Le point de vue d’Enora Lanoë-Danel, de l’IFOP
« Cette étude confirme tout d’abord que la pratique du jeu vidéo s’est largement banalisée dans notre société puisque près de 8 Français sur 10 y ont déjà joué et plus de 6 sur 10 y jouent actuellement. Mais la communauté des « véritables gameurs », reste un environnement à dominante masculine. Il est intéressant de constater que les hommes jouant aux jeux vidéo se disent plus féministes que ceux qui ne le sont pas, mais quand on rentre dans le détail des stéréotypes genrés qui leur sont proposés, on s’aperçoit que l’on revient sur des bases assez sexistes selon leurs modes de jeux et la fréquence à laquelle ils jouent.

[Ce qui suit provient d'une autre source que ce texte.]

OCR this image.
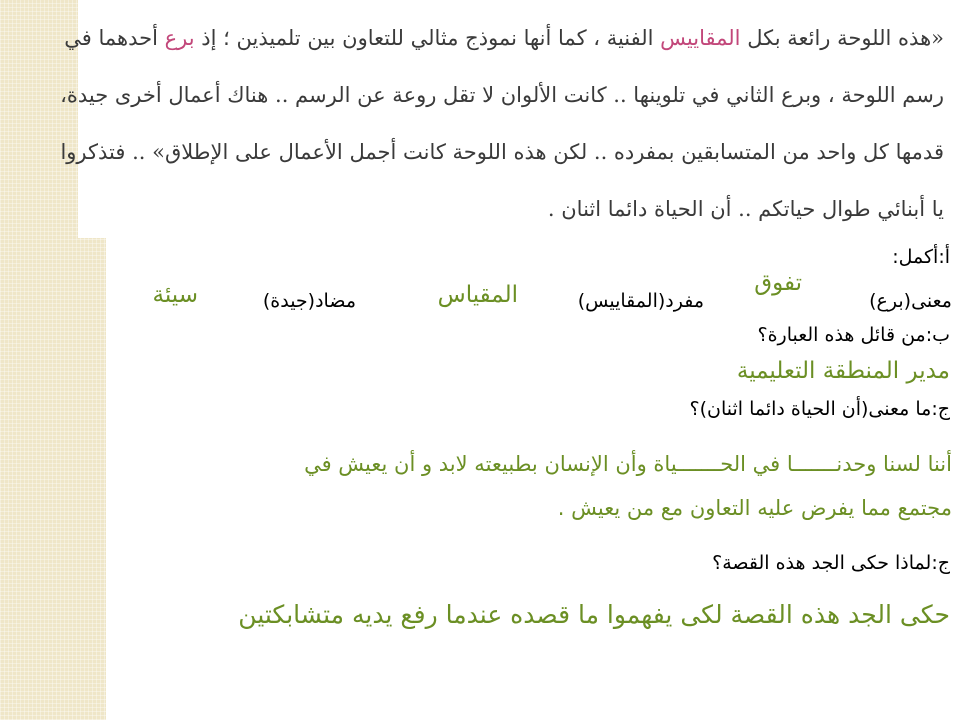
«هذه اللوحة رائعة بكل المقاييس الفنية ، كما أنها نموذج مثالي للتعاون بين تلميذين ؛ إذ برع أحدهما في
رسم اللوحة ، وبرع الثاني في تلوينها .. كانت الألوان لا تقل روعة عن الرسم .. هناك أعمال أخرى جيدة،
قدمها كل واحد من المتسابقين بمفرده .. لكن هذه اللوحة كانت أجمل الأعمال على الإطلاق» .. فتذكروا
يا أبنائي طوال حياتكم .. أن الحياة دائما اثنان .

أ:أكمل:

معنى(برع)

تفوق

مفرد(المقاييس)

المقياس

مضاد(جيدة)

سيئة

ب:من قائل هذه العبارة؟

مدير المنطقة التعليمية

ج:ما معنى(أن الحياة دائما اثنان)؟

أننا لسنا وحدنـــــــا في الحـــــــياة وأن الإنسان بطبيعته لابد و أن يعيش في

مجتمع مما يفرض عليه التعاون مع من يعيش .

ج:لماذا حكى الجد هذه القصة؟

حكى الجد هذه القصة لكى يفهموا ما قصده عندما رفع يديه متشابكتين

Ce sexisme, les femmes en sont régulièrement victimes dans leur pratique du jeu vidéo – qu’il s’agisse de remarques sur leur physique, de critiques sur leurs compétences, voire de menaces beaucoup plus graves. Cela explique notamment le fait qu’elles hésitent à se présenter comme « gameuses » et à se reconnaître comme étant de bonnes joueuses. Nombre d’entre elles évitent d’être confrontées à des situations qui peuvent être compliquées, soit en cachant qu’elles sont des femmes, soit en ne jouant tout simplement pas à certains jeux dont les communautés sont connues pour leurs coutumes toxiques et leurs insultes faciles.
Quand bien même la pratique du jeu vidéo s’est démocratisée et relativement féminisée, cette enquête montre qu’il reste, comme dans bien d'autres domaines de la société, du chemin à faire pour faire tomber les stéréotypes liés au genre dans l’univers vidéoludique. »
Enquête menée par l’IFOP pour GamerTop.fr du 17 au 23 mars 2023 par questionnaire autoadministré auprès d’un échantillon de 5 009 personnes, représentatif de la population française âgée de plus de 15 ans. Au sein de cet échantillon ont été interrogés 4 018 joueurs (actuels ou passés) de jeux vidéo dont 3 251 joueurs actifs au cours des trois derniers mois.